The process of pushing new game builds involves the following processes:
- Downloading build artifacts from a continuous integration enviroment.
- Chunking up build artifacts into roughly equal sized blocks.
- Hashing each block to generate a unique block identifier.
- Creating a manifest to describe binary builds using these blocks.
- Uploading compressed blocks and manifest to a static file server or object store.
Tapioca clients check the game manifests on startup and ensure that the local copy is up to date with the latest build. If a new build is available, only the changed blocks are downloaded and patched into the local copy.
Blocks are uniquely identified by their hash. Tapioca currently uses SHA-512 as its hashing algorithm. This has some nice properties:
- This identifier is immutable for a given block, making it reasonable to aggressively cache the blocks in CDNs and other intermediate HTTP caches.

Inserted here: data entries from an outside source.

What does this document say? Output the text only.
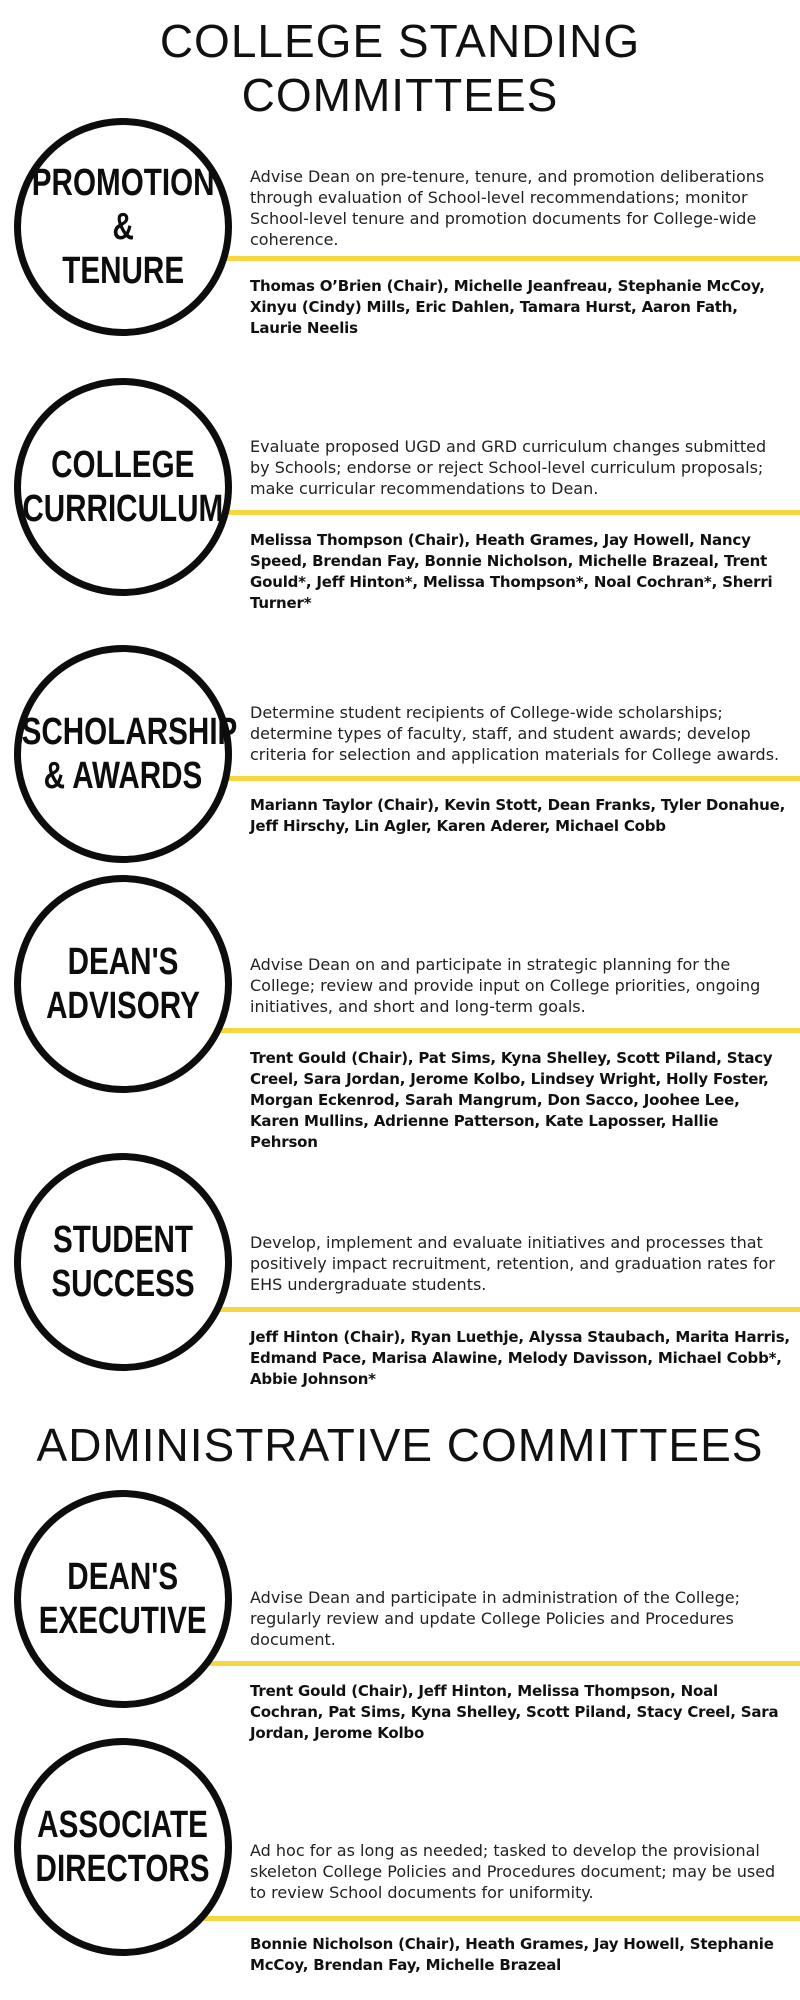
COLLEGE STANDING COMMITTEES
PROMOTION &
TENURE

Advise Dean on pre-tenure, tenure, and promotion deliberations through evaluation of School-level recommendations; monitor School-level tenure and promotion documents for College-wide coherence.

Thomas O’Brien (Chair), Michelle Jeanfreau, Stephanie McCoy, Xinyu (Cindy) Mills, Eric Dahlen, Tamara Hurst, Aaron Fath, Laurie Neelis

COLLEGE
CURRICULUM

Evaluate proposed UGD and GRD curriculum changes submitted by Schools; endorse or reject School-level curriculum proposals; make curricular recommendations to Dean.

Melissa Thompson (Chair), Heath Grames, Jay Howell, Nancy Speed, Brendan Fay, Bonnie Nicholson, Michelle Brazeal, Trent Gould*, Jeff Hinton*, Melissa Thompson*, Noal Cochran*, Sherri Turner*

SCHOLARSHIP
& AWARDS

Determine student recipients of College-wide scholarships; determine types of faculty, staff, and student awards; develop criteria for selection and application materials for College awards.

Mariann Taylor (Chair), Kevin Stott, Dean Franks, Tyler Donahue, Jeff Hirschy, Lin Agler, Karen Aderer, Michael Cobb

DEAN'S
ADVISORY

Advise Dean on and participate in strategic planning for the College; review and provide input on College priorities, ongoing initiatives, and short and long-term goals.

Trent Gould (Chair), Pat Sims, Kyna Shelley, Scott Piland, Stacy Creel, Sara Jordan, Jerome Kolbo, Lindsey Wright, Holly Foster, Morgan Eckenrod, Sarah Mangrum, Don Sacco, Joohee Lee, Karen Mullins, Adrienne Patterson, Kate Laposser, Hallie Pehrson

STUDENT
SUCCESS

Develop, implement and evaluate initiatives and processes that positively impact recruitment, retention, and graduation rates for EHS undergraduate students.

Jeff Hinton (Chair), Ryan Luethje, Alyssa Staubach, Marita Harris, Edmand Pace, Marisa Alawine, Melody Davisson, Michael Cobb*, Abbie Johnson*

ADMINISTRATIVE COMMITTEES
DEAN'S
EXECUTIVE

Advise Dean and participate in administration of the College; regularly review and update College Policies and Procedures document.

Trent Gould (Chair), Jeff Hinton, Melissa Thompson, Noal Cochran, Pat Sims, Kyna Shelley, Scott Piland, Stacy Creel, Sara Jordan, Jerome Kolbo

ASSOCIATE
DIRECTORS Ad hoc for as long as needed; tasked to develop the provisional skeleton College Policies and Procedures document; may be used to review School documents for uniformity.

Bonnie Nicholson (Chair), Heath Grames, Jay Howell, Stephanie McCoy, Brendan Fay, Michelle Brazeal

- Identical blocks always have the same hash. This allows storing only one copy of the block for multiple builds and branches across a project.
- As any machine is capable of running the hash, clients can independently verify the integrity of their local game files without needing to make any network calls to a server.

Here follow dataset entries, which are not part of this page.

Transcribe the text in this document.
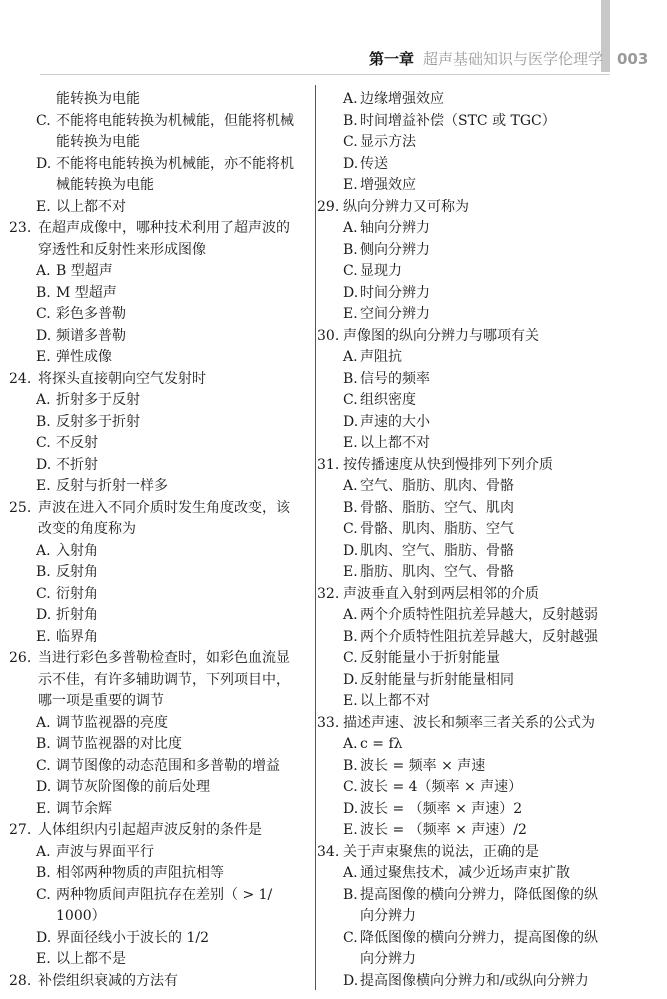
第一章 超声基础知识与医学伦理学 003
能转换为电能
C. 不能将电能转换为机械能，但能将机械
能转换为电能
D. 不能将电能转换为机械能，亦不能将机
械能转换为电能
E. 以上都不对
23. 在超声成像中，哪种技术利用了超声波的
穿透性和反射性来形成图像
A. B 型超声
B. M 型超声
C. 彩色多普勒
D. 频谱多普勒
E. 弹性成像
24. 将探头直接朝向空气发射时
A. 折射多于反射
B. 反射多于折射
C. 不反射
D. 不折射
E. 反射与折射一样多
25. 声波在进入不同介质时发生角度改变，该
改变的角度称为
A. 入射角
B. 反射角
C. 衍射角
D. 折射角
E. 临界角
26. 当进行彩色多普勒检查时，如彩色血流显
示不佳，有许多辅助调节，下列项目中，
哪一项是重要的调节
A. 调节监视器的亮度
B. 调节监视器的对比度
C. 调节图像的动态范围和多普勒的增益
D. 调节灰阶图像的前后处理
E. 调节余辉
27. 人体组织内引起超声波反射的条件是
A. 声波与界面平行
B. 相邻两种物质的声阻抗相等
C. 两种物质间声阻抗存在差别（ > 1/
1000）
D. 界面径线小于波长的 1/2
E. 以上都不是
28. 补偿组织衰减的方法有
A. 边缘增强效应
B. 时间增益补偿（STC 或 TGC）
C. 显示方法
D. 传送
E. 增强效应
29. 纵向分辨力又可称为
A. 轴向分辨力
B. 侧向分辨力
C. 显现力
D. 时间分辨力
E. 空间分辨力
30. 声像图的纵向分辨力与哪项有关
A. 声阻抗
B. 信号的频率
C. 组织密度
D. 声速的大小
E. 以上都不对
31. 按传播速度从快到慢排列下列介质
A. 空气、脂肪、肌肉、骨骼
B. 骨骼、脂肪、空气、肌肉
C. 骨骼、肌肉、脂肪、空气
D. 肌肉、空气、脂肪、骨骼
E. 脂肪、肌肉、空气、骨骼
32. 声波垂直入射到两层相邻的介质
A. 两个介质特性阻抗差异越大，反射越弱
B. 两个介质特性阻抗差异越大，反射越强
C. 反射能量小于折射能量
D. 反射能量与折射能量相同
E. 以上都不对
33. 描述声速、波长和频率三者关系的公式为
A. c = fλ
B. 波长 = 频率 × 声速
C. 波长 = 4（频率 × 声速）
D. 波长 = （频率 × 声速）2
E. 波长 = （频率 × 声速）/2
34. 关于声束聚焦的说法，正确的是
A. 通过聚焦技术，减少近场声束扩散
B. 提高图像的横向分辨力，降低图像的纵
向分辨力
C. 降低图像的横向分辨力，提高图像的纵
向分辨力
D. 提高图像横向分辨力和/或纵向分辨力
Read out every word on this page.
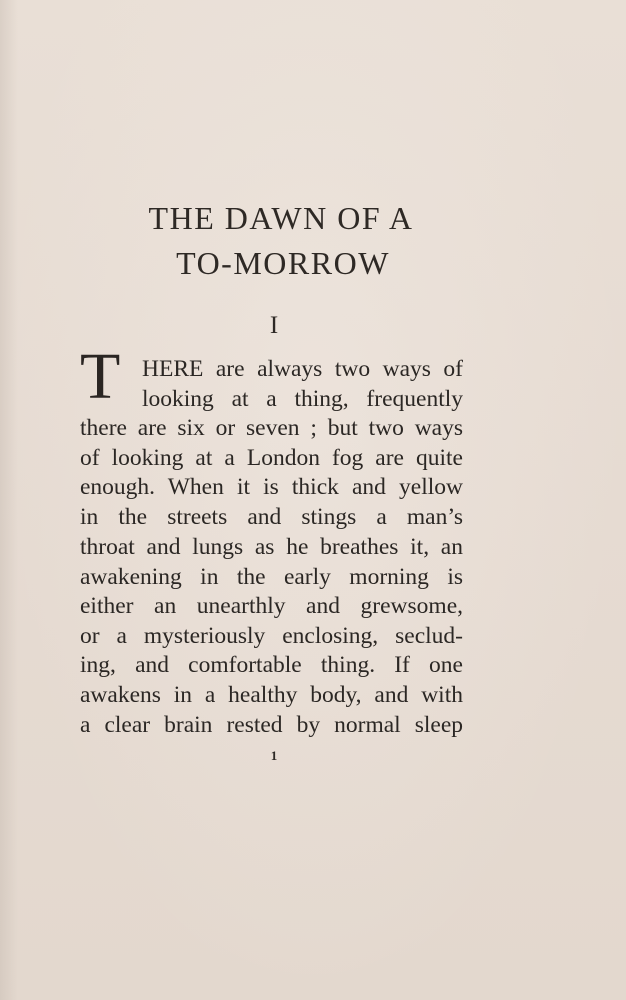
THE DAWN OF A
TO-MORROW
I
T HERE are always two ways of
looking at a thing, frequently
there are six or seven ; but two ways
of looking at a London fog are quite
enough. When it is thick and yellow
in the streets and stings a man’s
throat and lungs as he breathes it, an
awakening in the early morning is
either an unearthly and grewsome,
or a mysteriously enclosing, seclud-
ing, and comfortable thing. If one
awakens in a healthy body, and with
a clear brain rested by normal sleep
1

- For the purposes of deduplication, SHA-512 hashes are virtually guaranteed to be unique. As Tapioca stores and operates on 1MB blocks, one would likely need to store more data than the universe can hold before finding a effective block collision.
- The SHA hash function family will soon see broad hardware acceleration support, making game verification on clients faster. SHA-512 also generally runs faster on 64-bit machines, compared to SHA-256.

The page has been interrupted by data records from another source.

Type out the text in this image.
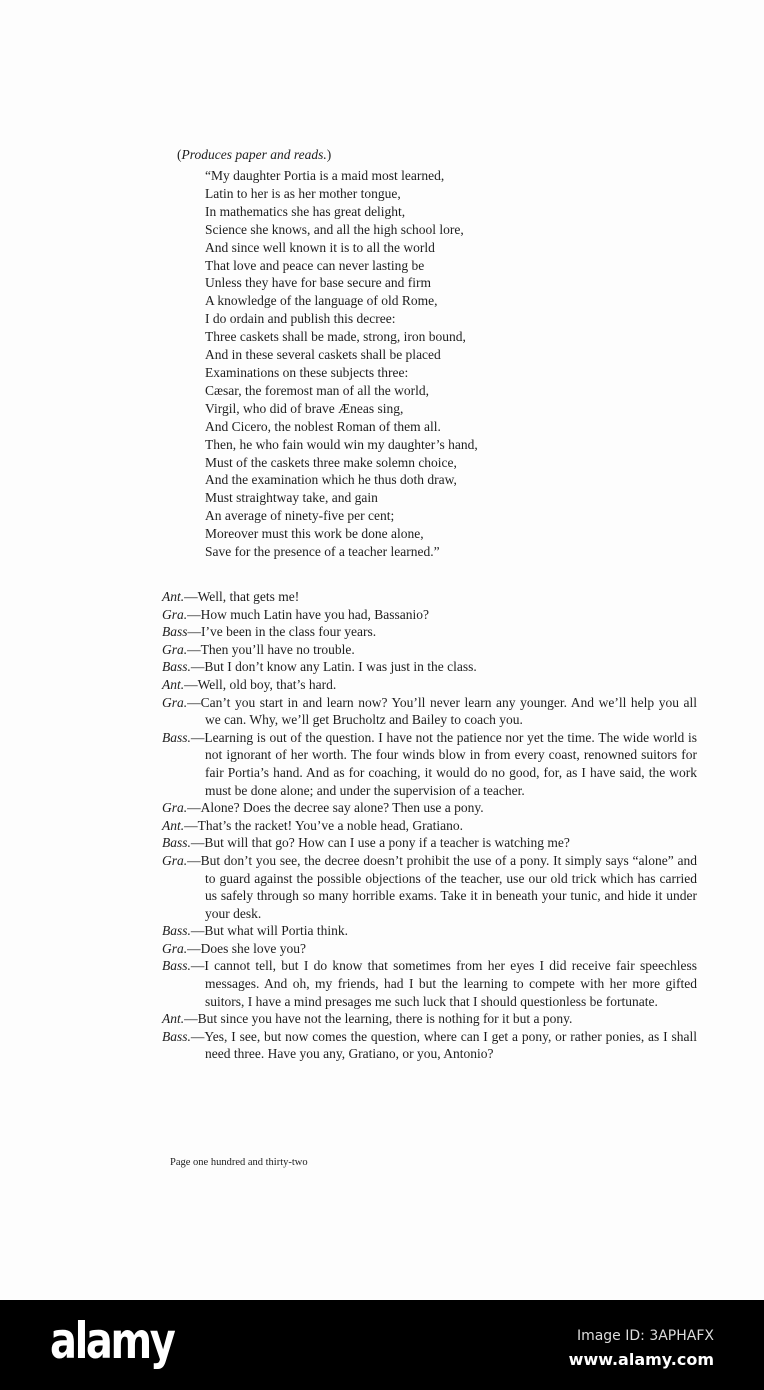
(Produces paper and reads.)
“My daughter Portia is a maid most learned,
Latin to her is as her mother tongue,
In mathematics she has great delight,
Science she knows, and all the high school lore,
And since well known it is to all the world
That love and peace can never lasting be
Unless they have for base secure and firm
A knowledge of the language of old Rome,
I do ordain and publish this decree:
Three caskets shall be made, strong, iron bound,
And in these several caskets shall be placed
Examinations on these subjects three:
Cæsar, the foremost man of all the world,
Virgil, who did of brave Æneas sing,
And Cicero, the noblest Roman of them all.
Then, he who fain would win my daughter’s hand,
Must of the caskets three make solemn choice,
And the examination which he thus doth draw,
Must straightway take, and gain
An average of ninety-five per cent;
Moreover must this work be done alone,
Save for the presence of a teacher learned.”
Ant.—Well, that gets me!
Gra.—How much Latin have you had, Bassanio?
Bass—I’ve been in the class four years.
Gra.—Then you’ll have no trouble.
Bass.—But I don’t know any Latin. I was just in the class.
Ant.—Well, old boy, that’s hard.
Gra.—Can’t you start in and learn now? You’ll never learn any younger. And we’ll help you all we can. Why, we’ll get Brucholtz and Bailey to coach you.
Bass.—Learning is out of the question. I have not the patience nor yet the time. The wide world is not ignorant of her worth. The four winds blow in from every coast, renowned suitors for fair Portia’s hand. And as for coaching, it would do no good, for, as I have said, the work must be done alone; and under the supervision of a teacher.
Gra.—Alone? Does the decree say alone? Then use a pony.
Ant.—That’s the racket! You’ve a noble head, Gratiano.
Bass.—But will that go? How can I use a pony if a teacher is watching me?
Gra.—But don’t you see, the decree doesn’t prohibit the use of a pony. It simply says “alone” and to guard against the possible objections of the teacher, use our old trick which has carried us safely through so many horrible exams. Take it in beneath your tunic, and hide it under your desk.
Bass.—But what will Portia think.
Gra.—Does she love you?
Bass.—I cannot tell, but I do know that sometimes from her eyes I did receive fair speechless messages. And oh, my friends, had I but the learning to compete with her more gifted suitors, I have a mind presages me such luck that I should questionless be fortunate.
Ant.—But since you have not the learning, there is nothing for it but a pony.
Bass.—Yes, I see, but now comes the question, where can I get a pony, or rather ponies, as I shall need three. Have you any, Gratiano, or you, Antonio?
Page one hundred and thirty-two
alamy	Image ID: 3APHAFX
www.alamy.com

Blocks are compressed on upload. By default Tapioca is set to gzip -9
blocks
before upload to the object store.
To minimize bandwidth and storage costs, Hourai Teahouse's instance of Tapioca utilizes Backblaze B2 as the backing block store, with Cloudflare as the public facing CDN, but practically any AWS S3-style object store or static file server works. B2 to CloudFlare bandwidth is free, so the only monetary costs in this configuration only involve storage and requests.
Finally, as each client must make at least one HTTP request on every launch of a game, to minimize the payload size of these requests, Tapioca uses compressed Google ProtoBuffers as a binary message format to deliver game manifest updates.
TOOD(james7132): Document
- IPFS storage or P2P block downloads to decrease the number of requests made to the backing object store.
- Support encrypting or signing blocks or entire builds.